Il cardinale Ruini chiude il seminario di studi “Giovani e Cultura”
“Possiamo affermare che il rapporto tra fede e cultura ha cominciato ad esistere prima
ancora di essere pensato come tale… La Chiesa e il progetto culturale in senso cristiano
(nato ufficialmente nel 1994) in questi 14 anni si sono confrontati con due fondamentali
linee di sviluppo, che rappresentano al tempo stesso una sfida e un’opportunità: la
nuova questione antropologica e l’educazione dei giovani”. Ad affermarlo, ieri a Roma,
il cardinale Camillo Ruini (“padre fondatore” del progetto culturale) a chiusura del
seminario di studio “Giovani e Cultura” proposto dal Servizio nazionale di pastorale
giovanile e dal Servizio per il progetto culturale della CEI. Da venerdì a domenica
un centinaio di partecipanti da tutta Italia, riferisce il Sir, si è confrontato su
come “pensare e comunicare la fede nelle agorà di oggi”. Il cardinale ha ricordato
come è giusto che la Chiesa “faccia cultura, proponendo stili di vita che orientino
soprattutto i giovani”. E affinché la cultura non si trasformi in un “monumento”,
è indispensabile una “costante elaborazione, perché – ha incalzato – la cultura deve
essere necessariamente pensata e incarnata nel contesto storico in cui si vive, sottoposto
a continui e veloci cambiamenti”. Poiché la visione dell’uomo è il fulcro di ogni
cultura ecco che la “nuova questione antropologica assume un ruolo centrale”. Ma cosa
è cambiato, in questi anni, nella visione dell’uomo? “I vescovi – ha affermato il
cardinale rivolgendosi ai giovani – sempre più hanno preso coscienza del fatto che
c’è un nuovo modo di agire sull’uomo. Lo sviluppo tecnologico ora è direttamente applicato
all’uomo, per cui le biotecnologie intervengono sia sul corpo che sulla mente”. “Le
due encicliche di Benedetto XVI sono punti di riferimento irrinunciabili – ha continuato
- che permettono di aprire gli orizzonti della razionalità, facendo vedere la pienezza
dell’amore cristiano, che sa declinarsi in ogni aspetto, dall’affettività alla carità”.

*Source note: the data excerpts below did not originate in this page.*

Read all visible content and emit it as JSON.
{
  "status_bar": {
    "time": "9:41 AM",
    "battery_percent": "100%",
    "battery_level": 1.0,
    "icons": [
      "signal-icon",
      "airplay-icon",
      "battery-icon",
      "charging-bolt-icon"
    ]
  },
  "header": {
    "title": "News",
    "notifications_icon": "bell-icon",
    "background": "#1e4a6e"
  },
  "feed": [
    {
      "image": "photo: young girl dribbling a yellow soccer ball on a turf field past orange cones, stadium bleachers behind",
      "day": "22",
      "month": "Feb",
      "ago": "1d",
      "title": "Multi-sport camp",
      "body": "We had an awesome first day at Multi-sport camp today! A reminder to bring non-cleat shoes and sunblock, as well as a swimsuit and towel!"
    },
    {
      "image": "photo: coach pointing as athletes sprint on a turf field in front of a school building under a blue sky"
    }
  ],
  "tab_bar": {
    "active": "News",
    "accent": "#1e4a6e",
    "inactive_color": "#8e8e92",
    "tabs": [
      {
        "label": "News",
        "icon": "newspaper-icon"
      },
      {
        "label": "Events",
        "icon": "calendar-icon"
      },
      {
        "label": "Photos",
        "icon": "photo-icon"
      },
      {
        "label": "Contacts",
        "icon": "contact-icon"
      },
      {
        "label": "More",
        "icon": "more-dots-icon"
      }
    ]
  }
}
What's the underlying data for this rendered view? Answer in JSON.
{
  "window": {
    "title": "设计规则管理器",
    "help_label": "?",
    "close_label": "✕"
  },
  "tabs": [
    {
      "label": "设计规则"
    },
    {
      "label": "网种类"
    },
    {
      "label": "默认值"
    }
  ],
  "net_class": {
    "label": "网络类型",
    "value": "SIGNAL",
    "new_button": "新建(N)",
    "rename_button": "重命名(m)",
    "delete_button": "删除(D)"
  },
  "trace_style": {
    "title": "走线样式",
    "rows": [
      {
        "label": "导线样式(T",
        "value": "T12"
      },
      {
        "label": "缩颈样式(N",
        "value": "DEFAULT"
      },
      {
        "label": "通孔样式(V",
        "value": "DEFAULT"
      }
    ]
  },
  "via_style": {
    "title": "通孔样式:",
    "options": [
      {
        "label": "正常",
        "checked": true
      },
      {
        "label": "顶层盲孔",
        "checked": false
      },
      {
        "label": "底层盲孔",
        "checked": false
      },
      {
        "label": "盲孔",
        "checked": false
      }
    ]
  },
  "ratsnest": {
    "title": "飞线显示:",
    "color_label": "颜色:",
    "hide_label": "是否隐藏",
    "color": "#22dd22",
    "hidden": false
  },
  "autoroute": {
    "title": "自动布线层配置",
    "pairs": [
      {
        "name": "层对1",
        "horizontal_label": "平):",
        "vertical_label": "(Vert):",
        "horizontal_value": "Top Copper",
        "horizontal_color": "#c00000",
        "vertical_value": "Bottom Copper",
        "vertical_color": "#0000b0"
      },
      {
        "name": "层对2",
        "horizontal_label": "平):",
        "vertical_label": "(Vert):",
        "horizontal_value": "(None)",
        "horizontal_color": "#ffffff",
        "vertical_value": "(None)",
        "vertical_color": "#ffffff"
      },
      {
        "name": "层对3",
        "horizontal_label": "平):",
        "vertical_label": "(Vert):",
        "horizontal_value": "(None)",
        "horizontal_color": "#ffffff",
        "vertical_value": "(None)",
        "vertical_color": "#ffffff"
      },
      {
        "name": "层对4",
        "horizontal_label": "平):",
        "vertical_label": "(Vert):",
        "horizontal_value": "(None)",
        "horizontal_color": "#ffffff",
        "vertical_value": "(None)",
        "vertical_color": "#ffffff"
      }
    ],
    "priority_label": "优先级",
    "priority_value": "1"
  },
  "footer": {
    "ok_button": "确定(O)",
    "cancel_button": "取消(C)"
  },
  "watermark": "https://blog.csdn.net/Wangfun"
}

L’importante è che “la nostra pastorale affronti le sfide culturali più impegnative,
senza dare per scontato che alcuni temi già si conoscano e non interessino”. Ma da
educatori cosa fare se i giovani proprio non vogliono ascoltare? “È difficile – ha
concluso il cardinale – ma dobbiamo essere noi i primi a credere fermamente in quello
che annunciamo e testimoniamo”. (V.V.)